Learn SQL the Effective Way Part 4 -  CTEs and Subqueries

Learn SQL the Effective Way Part 4 - CTEs and Subqueries

Last time we learnt about the importance of writing clean code with some tools to make it easier for us. Now that we're getting more advanced with our queries, we'll learn about Common Table Expressions (CTEs) and subqueries.?

CTEs and Subqueries allow you to write additional queries and use the results in another query. Sounds confusing? Here's an example.

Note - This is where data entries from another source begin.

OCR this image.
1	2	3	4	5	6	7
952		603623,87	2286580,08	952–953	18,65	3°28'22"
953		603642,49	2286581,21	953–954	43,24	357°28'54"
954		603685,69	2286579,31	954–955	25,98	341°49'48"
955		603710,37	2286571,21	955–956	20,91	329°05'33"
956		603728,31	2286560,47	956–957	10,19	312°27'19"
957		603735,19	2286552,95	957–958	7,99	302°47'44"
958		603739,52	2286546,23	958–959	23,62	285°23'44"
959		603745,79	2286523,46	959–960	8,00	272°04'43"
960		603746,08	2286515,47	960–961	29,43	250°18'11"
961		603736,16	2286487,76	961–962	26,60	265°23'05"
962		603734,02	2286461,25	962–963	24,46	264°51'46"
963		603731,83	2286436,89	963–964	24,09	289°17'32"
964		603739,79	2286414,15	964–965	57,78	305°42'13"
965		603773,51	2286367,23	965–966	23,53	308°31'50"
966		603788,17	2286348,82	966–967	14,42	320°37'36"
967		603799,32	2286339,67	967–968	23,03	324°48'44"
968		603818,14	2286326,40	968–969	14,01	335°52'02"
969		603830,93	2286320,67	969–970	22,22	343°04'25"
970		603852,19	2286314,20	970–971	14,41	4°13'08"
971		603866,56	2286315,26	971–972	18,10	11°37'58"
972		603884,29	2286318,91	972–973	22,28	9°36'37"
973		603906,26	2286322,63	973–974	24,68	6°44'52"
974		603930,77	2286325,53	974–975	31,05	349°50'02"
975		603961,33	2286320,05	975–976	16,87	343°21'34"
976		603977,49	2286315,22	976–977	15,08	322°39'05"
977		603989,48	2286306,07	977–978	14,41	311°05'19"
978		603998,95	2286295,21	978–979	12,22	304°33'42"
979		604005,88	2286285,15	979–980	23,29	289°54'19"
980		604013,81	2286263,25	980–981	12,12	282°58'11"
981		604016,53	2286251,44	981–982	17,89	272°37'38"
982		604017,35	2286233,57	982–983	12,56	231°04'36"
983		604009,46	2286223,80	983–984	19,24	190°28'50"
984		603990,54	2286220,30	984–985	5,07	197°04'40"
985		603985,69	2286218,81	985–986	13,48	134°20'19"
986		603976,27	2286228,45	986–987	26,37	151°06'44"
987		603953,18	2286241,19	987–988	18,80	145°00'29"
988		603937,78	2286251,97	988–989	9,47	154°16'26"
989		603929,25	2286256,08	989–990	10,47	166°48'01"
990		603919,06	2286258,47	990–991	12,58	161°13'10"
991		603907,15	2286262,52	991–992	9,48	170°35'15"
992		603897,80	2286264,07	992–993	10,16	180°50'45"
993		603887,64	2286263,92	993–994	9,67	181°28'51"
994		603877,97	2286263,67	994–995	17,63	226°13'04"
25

Say I want to find out which F1 drivers set the top 10 fastest laps at the Monaco Grand Prix in 2016 and 2017, how should we do this???Follow along with these queries on data.world


No CTE / Subquery method

Normally we would write queries for 2016 and 2017, save these as tables and join them together to see the result. In doing so we've had to execute 3 queries and create 2 new tables in our database which we may not have permission to do.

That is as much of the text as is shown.